Daily Flow & Insights – Central Bank Spooks Markets

Thursday, 31st of March, 2022

Daily Flows

  • AMP Bank have announced an increase in their term deposit rates, effective today. Their new 18-month rate is particularly attractive at 2.30%, more than 20bps above the next highest offer in this space.
  • Notable flows were minimal yesterday as we experienced a relatively quiet session. Macquarie Bank featured some sizeable inflows as both their TD and NCD rates remain a standout in the market.

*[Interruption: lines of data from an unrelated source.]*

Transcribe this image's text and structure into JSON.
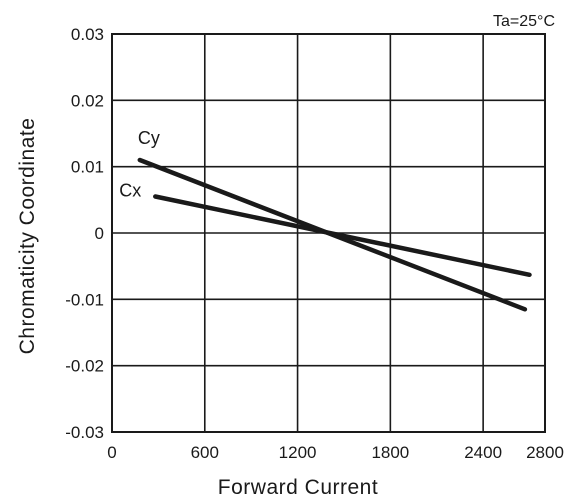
{
  "chart_data": {
    "type": "line",
    "title": "",
    "xlabel": "Forward Current",
    "ylabel": "Chromaticity Coordinate",
    "annotation": "Ta=25°C",
    "xlim": [
      0,
      2800
    ],
    "ylim": [
      -0.03,
      0.03
    ],
    "x_ticks": [
      0,
      600,
      1200,
      1800,
      2400,
      2800
    ],
    "x_tick_labels": [
      "0",
      "600",
      "1200",
      "1800",
      "2400",
      "2800"
    ],
    "y_ticks": [
      0.03,
      0.02,
      0.01,
      0,
      -0.01,
      -0.02,
      -0.03
    ],
    "y_tick_labels": [
      "0.03",
      "0.02",
      "0.01",
      "0",
      "-0.01",
      "-0.02",
      "-0.03"
    ],
    "grid": true,
    "series": [
      {
        "name": "Cy",
        "x": [
          180,
          2670
        ],
        "y": [
          0.011,
          -0.0115
        ]
      },
      {
        "name": "Cx",
        "x": [
          280,
          2700
        ],
        "y": [
          0.0055,
          -0.0063
        ]
      }
    ],
    "line_color": "#1a1a1a"
  }
}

Interest Rates Fall As Central Bank Steps In

  • The Bank of Japan has stepped in to the market over the past two days to buy up Japanese Government Bonds.
  • This action has seen an immediate reaction from interest rate markets with the sell off over the past month coming to a halt and yields backpedaling.
  • Australian interest rates have moved in sync with what we have seen globally. The one year swap is 14bp’s off its highs while further out the 10-year is down 27bp’s.
  • Volatility is expected to continue as central banks grapple with trying to tame supply-side inflation with a demand-side tool.
  • Ultimately this means globally, central banks may need to hit the demand side of the economy harder than it can handle in order to balance the risks to the outlook.